Judy -- thank you so much for noticing that I posted in the wrong thread. I didn't see it until today. Thank you for the congrats; I am thrilled to be a size 12 again. That was one of my long-term goals -- goal, and/or being a size 12 again. I can't fit into all size 12's now, but I did fit into quite a few of them, and all of the 14's are too big. I figure that once I get down to goal, I'll be a comfortable 10, or 12. That would be fantastic.
And remember, you *can* be a size 12 again. Just keep going; I certainly didn't get here overnight, but it was worth it, and I'm not finished yet.
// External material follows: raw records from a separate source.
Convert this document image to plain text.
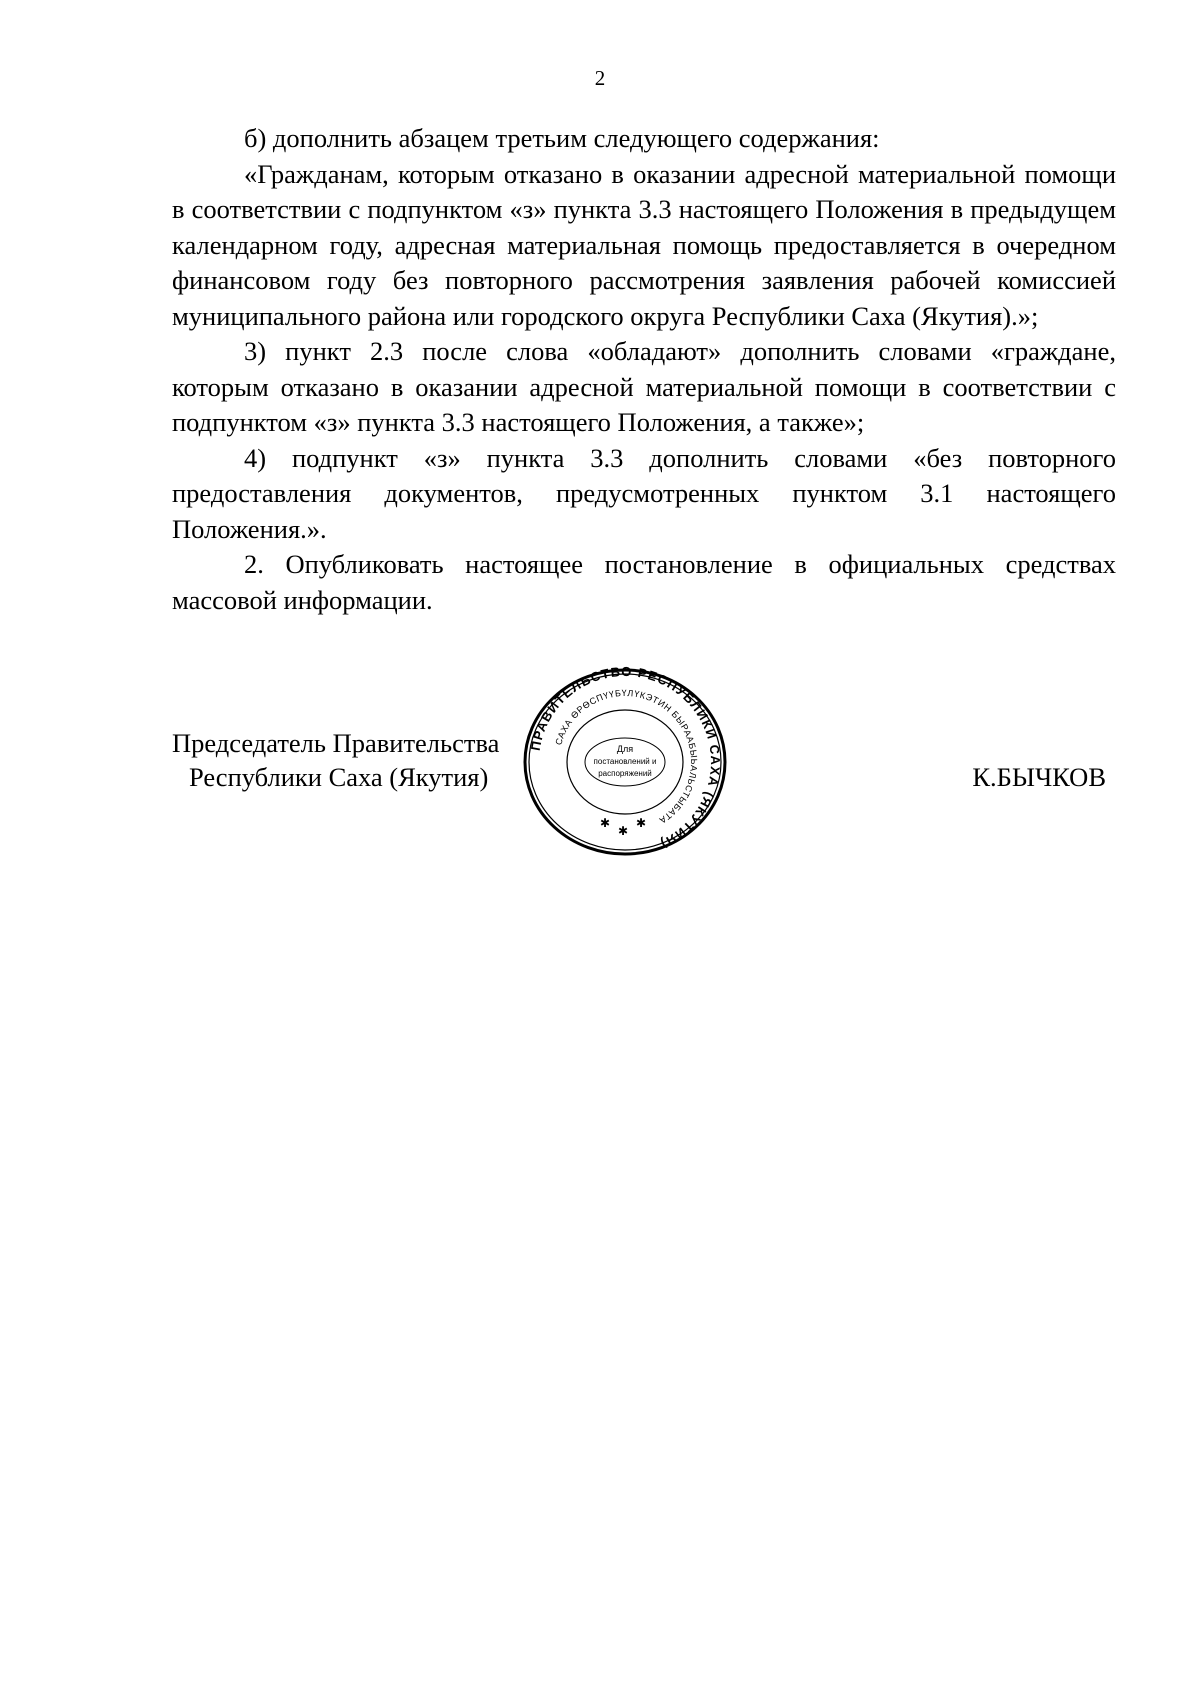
2

б) дополнить абзацем третьим следующего содержания:

«Гражданам, которым отказано в оказании адресной материальной помощи в соответствии с подпунктом «з» пункта 3.3 настоящего Положения в предыдущем календарном году, адресная материальная помощь предоставляется в очередном финансовом году без повторного рассмотрения заявления рабочей комиссией муниципального района или городского округа Республики Саха (Якутия).»;

3) пункт 2.3 после слова «обладают» дополнить словами «граждане, которым отказано в оказании адресной материальной помощи в соответствии с подпунктом «з» пункта 3.3 настоящего Положения, а также»;

4) подпункт «з» пункта 3.3 дополнить словами «без повторного предоставления документов, предусмотренных пунктом 3.1 настоящего Положения.».

2. Опубликовать настоящее постановление в официальных средствах массовой информации.

Председатель Правительства
Республики Саха (Якутия)	К.БЫЧКОВ
ПРАВИТЕЛЬСТВО РЕСПУБЛИКИ САХА (ЯКУТИЯ)
САХА ӨРӨСПҮҮБҮЛҮКЭТИН БЫРААБЫЬАЛЬСТЫБАТА
Для
постановлений и
распоряжений
✱
✱
✱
Mousie is our exercise expert, I'm a big fan but not a big expert. Regarding the weight gain, it's important not to let any gain, regardless of the cause, dissuade you. It's possible, I suppose, that working out can cause a temporary weight gain, but that's no reason to stop. It's important to remember that muscle weighs more than fat, but muscle burns more calories than fat, and looks and feels better on the body -- I life weights and I do spinning -- that's one of the reasons that no one can believe me when I tell them how much I weigh or what size I am. Although some forms of exercise may not cause the scale to budge, they do eliminate inches of fat and replace it with muscle, which is very important to your health and well-being. I guess the short answer (which I never give first! ;P) is this: keep working out and eating healthy, and the weight will come off as long as you burn more than you consume. If you eat healthy and work out, and you're still not losing the weight, keep trying for 2 or 3 weeks; if the weight still won't budge, trying re-evaluating your strategy -- you may need to ramp up or just change your exercise, or you may be eating too many zero point foods, or you may not be counting your points well enough, or you may not be getting enough protein, etc. Keep it up, Judy -- you can do it!
Princess: Glad to hear that you're back on track. Your workout sounds like a lot to me, so don't knock it! Re new size/weight loss: thanks! I am thrilled. I plan on getting myself something special once I reach the next 10-pound milestone (that's 60 pounds lost -- I have 6 pounds left), but I haven't decided what to get yet. Re psychic vs physic -- we understand what you meant, I just thought it was a funny reversal, like a freudian slip, but not sexual. Quitting smoking is so good for your health, cheers for you on getting out of there. Let me know how you like Beekeeper's. It's one of my favorites.
Re weight fluctuations -- many people have weight fluctuations throughout the day and the week. I would advise you to weigh yourself only once a week, and to do it at the same time of day, under the same conditions if at all possible (i.e. I almost always weigh myself on Wednesday night after Powerflex.) Your body weight could go up temporarily after working out, I don't know. I don't think it's something to be concerned about, though. Thanks for the book rec!
Judy: Thank you! I think everyone deserves to be in a lovely size, young or "less young". ;D Congrats on your self-control at the birthday party, and waiting to go out to eat.